Acutely stressful events like a robbery at gun point or a car crash can hugely impact a person’s life. Yet, to date we know very little about what happens in the brain when we experience such events. In my thesis I combine neuroimaging (fMRI), experimental stress induction, pharmacological manipulation, and various neurocognitive tasks probing emotional processing and memory, in an initial attempt to translate some important stress principles coming from animal research to the systems level in humans.

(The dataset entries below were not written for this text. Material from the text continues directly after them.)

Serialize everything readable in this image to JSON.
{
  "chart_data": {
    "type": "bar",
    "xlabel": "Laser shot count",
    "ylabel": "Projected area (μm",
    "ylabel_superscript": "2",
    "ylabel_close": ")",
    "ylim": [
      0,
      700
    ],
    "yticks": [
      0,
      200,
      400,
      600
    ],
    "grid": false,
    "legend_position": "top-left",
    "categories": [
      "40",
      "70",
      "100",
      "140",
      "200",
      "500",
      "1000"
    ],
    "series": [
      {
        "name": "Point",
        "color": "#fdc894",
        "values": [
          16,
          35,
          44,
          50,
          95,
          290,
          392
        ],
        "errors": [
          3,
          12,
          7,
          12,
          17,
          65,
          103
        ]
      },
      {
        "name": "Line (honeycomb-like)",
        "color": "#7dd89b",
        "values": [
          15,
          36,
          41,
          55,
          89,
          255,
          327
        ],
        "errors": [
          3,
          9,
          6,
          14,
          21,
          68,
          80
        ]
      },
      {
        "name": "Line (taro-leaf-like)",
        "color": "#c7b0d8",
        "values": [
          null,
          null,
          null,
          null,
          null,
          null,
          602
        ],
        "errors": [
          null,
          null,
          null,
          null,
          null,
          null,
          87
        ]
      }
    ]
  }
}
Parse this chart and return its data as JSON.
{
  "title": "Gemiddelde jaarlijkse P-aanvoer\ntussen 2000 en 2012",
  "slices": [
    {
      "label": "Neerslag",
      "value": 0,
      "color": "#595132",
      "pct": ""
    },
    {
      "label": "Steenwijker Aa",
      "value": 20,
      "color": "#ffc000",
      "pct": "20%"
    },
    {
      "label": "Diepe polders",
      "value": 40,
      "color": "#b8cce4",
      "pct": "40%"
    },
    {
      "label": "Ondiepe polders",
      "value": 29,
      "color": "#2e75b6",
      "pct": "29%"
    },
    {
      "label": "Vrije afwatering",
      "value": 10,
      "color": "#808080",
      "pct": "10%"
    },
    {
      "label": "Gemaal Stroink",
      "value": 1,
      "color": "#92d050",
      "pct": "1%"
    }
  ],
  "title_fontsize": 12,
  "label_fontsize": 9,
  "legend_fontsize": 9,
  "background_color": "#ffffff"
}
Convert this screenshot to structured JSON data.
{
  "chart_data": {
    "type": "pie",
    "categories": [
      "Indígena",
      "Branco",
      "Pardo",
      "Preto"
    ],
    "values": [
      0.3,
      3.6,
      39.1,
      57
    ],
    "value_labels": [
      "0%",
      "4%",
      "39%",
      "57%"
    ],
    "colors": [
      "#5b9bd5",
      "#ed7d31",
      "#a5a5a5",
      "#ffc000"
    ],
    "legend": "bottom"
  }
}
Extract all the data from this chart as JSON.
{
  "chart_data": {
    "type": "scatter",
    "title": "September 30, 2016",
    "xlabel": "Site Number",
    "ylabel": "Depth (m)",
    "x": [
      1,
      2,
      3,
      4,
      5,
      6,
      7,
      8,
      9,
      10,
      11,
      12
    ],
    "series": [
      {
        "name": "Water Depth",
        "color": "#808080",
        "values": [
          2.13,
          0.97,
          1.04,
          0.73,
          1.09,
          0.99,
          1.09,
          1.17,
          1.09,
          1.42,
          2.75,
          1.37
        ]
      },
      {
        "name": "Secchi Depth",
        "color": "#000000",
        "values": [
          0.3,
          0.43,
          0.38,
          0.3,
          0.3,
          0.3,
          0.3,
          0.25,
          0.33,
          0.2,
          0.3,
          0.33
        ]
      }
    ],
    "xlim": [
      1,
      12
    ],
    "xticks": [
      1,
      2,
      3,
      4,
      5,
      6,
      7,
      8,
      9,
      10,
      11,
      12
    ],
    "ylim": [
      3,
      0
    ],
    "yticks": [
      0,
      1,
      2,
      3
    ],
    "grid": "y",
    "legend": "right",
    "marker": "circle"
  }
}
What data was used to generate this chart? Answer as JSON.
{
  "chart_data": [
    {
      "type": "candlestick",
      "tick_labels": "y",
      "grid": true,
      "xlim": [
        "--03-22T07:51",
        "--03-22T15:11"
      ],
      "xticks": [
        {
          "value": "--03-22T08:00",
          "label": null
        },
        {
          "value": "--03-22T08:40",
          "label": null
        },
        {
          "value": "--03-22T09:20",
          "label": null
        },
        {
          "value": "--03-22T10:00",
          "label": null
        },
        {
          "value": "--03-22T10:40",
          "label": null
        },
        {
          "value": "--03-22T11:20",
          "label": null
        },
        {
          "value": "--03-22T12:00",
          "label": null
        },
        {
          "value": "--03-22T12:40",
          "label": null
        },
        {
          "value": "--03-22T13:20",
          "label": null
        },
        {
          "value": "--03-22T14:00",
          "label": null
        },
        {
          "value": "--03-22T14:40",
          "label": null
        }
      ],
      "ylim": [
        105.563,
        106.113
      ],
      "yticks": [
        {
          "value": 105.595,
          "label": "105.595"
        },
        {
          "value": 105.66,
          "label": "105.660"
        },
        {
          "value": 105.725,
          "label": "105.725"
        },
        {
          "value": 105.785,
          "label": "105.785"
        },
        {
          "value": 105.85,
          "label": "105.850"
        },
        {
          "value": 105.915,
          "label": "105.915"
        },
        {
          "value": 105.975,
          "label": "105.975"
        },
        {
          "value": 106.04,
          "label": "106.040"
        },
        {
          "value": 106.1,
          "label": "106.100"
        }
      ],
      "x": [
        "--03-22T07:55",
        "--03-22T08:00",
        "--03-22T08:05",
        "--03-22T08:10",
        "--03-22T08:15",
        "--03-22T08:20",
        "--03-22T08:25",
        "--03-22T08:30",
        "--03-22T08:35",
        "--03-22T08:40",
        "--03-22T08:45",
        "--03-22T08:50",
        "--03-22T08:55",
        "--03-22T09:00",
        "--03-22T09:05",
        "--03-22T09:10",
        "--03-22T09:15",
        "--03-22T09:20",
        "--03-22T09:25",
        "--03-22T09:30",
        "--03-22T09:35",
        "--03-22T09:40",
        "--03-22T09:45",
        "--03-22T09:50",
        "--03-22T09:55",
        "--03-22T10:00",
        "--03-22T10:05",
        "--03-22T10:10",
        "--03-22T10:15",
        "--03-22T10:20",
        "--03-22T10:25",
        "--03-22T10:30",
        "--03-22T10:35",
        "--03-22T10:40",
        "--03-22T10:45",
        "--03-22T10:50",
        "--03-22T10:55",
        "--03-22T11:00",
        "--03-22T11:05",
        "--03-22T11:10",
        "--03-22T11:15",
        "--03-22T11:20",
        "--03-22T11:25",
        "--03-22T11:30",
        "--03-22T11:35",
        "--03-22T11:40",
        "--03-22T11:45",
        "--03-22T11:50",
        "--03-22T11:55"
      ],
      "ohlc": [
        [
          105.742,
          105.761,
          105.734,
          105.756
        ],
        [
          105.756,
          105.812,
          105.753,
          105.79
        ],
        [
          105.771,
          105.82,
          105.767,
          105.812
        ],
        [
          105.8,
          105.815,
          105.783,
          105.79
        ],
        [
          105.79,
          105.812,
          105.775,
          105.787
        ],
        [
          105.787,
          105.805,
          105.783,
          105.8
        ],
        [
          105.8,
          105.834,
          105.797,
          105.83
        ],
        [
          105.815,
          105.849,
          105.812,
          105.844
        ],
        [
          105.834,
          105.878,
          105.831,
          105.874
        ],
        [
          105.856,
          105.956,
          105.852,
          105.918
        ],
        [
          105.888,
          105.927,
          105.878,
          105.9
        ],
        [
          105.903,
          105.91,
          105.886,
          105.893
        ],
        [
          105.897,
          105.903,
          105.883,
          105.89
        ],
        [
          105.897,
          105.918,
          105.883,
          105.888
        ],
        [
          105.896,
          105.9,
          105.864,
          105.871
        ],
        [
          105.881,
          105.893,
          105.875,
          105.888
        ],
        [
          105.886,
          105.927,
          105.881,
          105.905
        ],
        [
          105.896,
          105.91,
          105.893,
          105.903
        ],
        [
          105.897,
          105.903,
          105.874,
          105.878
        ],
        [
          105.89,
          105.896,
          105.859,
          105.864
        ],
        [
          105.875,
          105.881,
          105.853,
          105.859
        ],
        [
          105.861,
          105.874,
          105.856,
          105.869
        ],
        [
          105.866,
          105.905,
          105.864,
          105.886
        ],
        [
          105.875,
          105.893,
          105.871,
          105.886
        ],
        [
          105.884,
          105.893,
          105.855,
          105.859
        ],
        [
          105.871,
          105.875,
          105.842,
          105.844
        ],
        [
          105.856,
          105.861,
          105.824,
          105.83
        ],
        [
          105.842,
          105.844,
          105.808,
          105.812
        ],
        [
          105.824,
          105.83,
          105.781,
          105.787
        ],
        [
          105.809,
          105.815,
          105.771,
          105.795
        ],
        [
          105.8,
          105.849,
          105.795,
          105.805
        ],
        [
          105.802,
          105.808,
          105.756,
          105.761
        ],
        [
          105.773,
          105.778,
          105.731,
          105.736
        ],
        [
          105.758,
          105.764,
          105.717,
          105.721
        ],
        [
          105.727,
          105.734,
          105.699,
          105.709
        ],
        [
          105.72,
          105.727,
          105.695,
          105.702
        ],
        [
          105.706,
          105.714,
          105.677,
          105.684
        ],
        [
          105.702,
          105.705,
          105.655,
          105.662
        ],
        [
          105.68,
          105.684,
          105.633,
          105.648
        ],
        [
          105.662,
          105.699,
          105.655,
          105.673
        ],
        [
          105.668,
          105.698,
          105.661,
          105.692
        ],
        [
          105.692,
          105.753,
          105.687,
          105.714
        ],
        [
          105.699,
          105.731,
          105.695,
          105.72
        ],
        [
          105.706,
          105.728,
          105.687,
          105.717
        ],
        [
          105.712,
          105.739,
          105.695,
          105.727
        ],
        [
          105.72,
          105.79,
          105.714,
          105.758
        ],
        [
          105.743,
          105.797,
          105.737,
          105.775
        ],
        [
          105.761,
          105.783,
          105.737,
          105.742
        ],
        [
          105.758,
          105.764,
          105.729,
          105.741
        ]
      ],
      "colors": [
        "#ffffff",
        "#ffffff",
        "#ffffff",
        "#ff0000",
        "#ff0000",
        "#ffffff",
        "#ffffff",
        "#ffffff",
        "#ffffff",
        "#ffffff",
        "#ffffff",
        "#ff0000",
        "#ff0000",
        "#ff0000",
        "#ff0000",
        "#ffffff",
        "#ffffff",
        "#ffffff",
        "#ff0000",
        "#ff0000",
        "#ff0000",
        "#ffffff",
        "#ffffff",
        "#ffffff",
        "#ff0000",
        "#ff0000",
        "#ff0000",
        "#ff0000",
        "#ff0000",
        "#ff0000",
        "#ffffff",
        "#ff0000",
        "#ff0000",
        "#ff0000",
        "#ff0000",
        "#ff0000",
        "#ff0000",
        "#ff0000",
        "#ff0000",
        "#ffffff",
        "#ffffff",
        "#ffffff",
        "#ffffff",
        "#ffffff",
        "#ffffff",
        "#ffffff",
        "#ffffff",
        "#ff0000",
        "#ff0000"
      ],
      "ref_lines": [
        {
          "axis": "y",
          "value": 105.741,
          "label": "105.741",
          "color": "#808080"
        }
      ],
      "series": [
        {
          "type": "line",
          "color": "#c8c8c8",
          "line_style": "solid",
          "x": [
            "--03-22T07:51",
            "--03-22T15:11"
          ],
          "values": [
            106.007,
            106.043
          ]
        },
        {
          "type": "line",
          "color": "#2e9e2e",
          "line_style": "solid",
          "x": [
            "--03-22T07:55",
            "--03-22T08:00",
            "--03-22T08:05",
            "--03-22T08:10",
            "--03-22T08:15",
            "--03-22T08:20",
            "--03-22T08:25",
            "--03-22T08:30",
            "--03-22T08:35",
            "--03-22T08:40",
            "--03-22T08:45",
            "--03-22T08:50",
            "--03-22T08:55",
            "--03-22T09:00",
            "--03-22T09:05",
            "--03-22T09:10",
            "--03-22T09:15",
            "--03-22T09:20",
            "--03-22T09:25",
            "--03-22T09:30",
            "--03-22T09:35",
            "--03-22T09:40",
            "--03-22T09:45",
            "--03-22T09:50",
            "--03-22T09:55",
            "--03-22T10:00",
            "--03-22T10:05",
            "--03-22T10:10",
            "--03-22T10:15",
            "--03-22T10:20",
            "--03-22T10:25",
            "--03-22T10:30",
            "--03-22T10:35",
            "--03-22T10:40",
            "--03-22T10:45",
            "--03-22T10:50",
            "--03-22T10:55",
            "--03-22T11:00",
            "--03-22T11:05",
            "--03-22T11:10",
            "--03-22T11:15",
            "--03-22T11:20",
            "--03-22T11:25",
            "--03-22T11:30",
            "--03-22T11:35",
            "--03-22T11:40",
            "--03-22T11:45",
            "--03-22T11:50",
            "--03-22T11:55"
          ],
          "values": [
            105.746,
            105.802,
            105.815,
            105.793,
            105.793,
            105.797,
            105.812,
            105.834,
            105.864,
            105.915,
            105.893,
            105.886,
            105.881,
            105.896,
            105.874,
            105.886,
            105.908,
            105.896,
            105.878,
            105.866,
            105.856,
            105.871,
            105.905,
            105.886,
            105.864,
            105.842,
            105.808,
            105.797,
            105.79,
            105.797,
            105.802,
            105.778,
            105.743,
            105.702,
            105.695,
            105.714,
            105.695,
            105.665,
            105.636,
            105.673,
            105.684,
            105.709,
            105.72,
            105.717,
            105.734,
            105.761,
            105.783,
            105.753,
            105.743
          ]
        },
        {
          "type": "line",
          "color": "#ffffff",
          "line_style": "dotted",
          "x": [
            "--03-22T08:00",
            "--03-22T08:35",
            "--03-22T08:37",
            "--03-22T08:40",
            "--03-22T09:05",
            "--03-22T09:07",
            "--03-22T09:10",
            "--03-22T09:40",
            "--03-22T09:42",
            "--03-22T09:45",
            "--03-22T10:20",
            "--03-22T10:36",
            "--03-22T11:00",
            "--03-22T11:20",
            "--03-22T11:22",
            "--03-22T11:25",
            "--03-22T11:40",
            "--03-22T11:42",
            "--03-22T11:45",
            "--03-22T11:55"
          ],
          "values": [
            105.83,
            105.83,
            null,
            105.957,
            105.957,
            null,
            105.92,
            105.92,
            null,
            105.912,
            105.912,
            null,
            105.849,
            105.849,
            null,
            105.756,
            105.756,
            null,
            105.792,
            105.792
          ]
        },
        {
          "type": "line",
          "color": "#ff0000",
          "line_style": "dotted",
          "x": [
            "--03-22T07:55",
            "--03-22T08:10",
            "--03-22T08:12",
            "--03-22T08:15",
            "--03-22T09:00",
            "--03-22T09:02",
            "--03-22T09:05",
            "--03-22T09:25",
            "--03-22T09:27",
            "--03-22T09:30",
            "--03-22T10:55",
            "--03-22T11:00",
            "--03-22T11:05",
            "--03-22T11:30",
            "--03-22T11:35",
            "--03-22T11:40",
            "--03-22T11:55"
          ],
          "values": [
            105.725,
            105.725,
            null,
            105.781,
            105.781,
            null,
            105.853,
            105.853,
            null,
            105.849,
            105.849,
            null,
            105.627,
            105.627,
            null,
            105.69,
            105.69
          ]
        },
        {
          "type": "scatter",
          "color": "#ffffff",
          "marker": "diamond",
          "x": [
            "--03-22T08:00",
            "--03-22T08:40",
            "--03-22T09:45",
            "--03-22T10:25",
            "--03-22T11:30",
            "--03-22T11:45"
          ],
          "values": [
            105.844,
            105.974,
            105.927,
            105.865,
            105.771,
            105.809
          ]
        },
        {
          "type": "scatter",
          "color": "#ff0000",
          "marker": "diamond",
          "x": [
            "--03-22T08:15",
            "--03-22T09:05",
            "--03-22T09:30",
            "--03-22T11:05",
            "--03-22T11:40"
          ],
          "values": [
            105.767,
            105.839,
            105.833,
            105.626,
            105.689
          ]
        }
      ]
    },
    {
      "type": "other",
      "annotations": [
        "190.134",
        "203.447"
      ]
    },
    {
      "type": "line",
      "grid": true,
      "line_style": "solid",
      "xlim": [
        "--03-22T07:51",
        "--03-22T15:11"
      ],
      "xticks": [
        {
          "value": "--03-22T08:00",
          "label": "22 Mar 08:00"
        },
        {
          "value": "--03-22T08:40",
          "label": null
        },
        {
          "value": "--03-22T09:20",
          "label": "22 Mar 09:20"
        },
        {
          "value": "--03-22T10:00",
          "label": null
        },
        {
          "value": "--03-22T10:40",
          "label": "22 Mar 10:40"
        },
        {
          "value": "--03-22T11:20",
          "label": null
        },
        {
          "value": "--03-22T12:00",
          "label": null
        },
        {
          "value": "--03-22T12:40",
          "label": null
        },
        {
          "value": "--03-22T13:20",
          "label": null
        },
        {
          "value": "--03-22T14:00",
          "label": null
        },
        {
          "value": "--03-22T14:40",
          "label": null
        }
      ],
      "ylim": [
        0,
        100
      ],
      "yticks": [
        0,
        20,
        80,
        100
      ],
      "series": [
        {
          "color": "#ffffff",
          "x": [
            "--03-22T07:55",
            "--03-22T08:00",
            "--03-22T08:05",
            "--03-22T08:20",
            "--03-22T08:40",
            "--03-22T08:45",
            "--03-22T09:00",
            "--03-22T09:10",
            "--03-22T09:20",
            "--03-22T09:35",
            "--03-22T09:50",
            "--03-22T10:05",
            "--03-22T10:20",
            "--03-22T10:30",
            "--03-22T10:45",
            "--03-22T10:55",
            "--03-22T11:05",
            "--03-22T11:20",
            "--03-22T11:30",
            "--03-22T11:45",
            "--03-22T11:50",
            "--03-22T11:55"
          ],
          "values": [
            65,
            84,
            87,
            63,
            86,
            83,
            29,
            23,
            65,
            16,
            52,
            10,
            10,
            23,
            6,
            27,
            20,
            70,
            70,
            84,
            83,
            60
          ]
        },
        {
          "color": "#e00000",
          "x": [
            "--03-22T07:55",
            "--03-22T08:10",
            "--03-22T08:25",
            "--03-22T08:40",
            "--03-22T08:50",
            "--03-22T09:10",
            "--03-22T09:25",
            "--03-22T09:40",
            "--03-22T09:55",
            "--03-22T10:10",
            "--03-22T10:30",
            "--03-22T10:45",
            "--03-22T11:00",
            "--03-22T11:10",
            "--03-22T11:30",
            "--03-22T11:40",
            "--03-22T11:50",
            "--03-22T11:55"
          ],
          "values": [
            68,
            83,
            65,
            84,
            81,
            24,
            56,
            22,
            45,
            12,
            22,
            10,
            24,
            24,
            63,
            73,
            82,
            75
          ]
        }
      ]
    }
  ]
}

In doing so, I specifically focus on the amygdala, a small subcortical structure that is primarily involved in threat detection and the regulation of vigilance, rendering it to some extent the gatekeeper to the brain. In healthy participants I show that the exposure to a single stressful event results in a profound state change of amygdala functioning, augmenting its gatekeeper function and putting it on high alert both during acute stress and the different consecutive phases of the aftermath. I show that under acutely stressful conditions the amygdala adopts a better-safe-than-sorry mode of functioning, and that it continues to put up its guard in the immediate aftermath of the stressful event. Cortisol administration during first post-encoding sleep then benefits the factual memory consolidation of emotional or stress-related memory traces while simultaneously depotentiating their affective charge, leading to an attenuated alarm function of amygdala during subsequent retrieval. Finally, in case of stress-related disease, like posttraumatic stress disorder, there is a constant state of augmented alert with both excessive and needless amygdala alarms. In the final chapter I show that under the influence of a drug that targets these pathological end-points of stress, the amygdala is downregulated in its function as gatekeeper, even in healthy participants. I end the thesis with a discussion on how these fundamental insights into the neural and neuroendocrine basis of the stress response in the human brain, possibly, and purely on a speculative basis, hold some heuristic value with respect to the inception, and therefore prevention, of psychological trauma.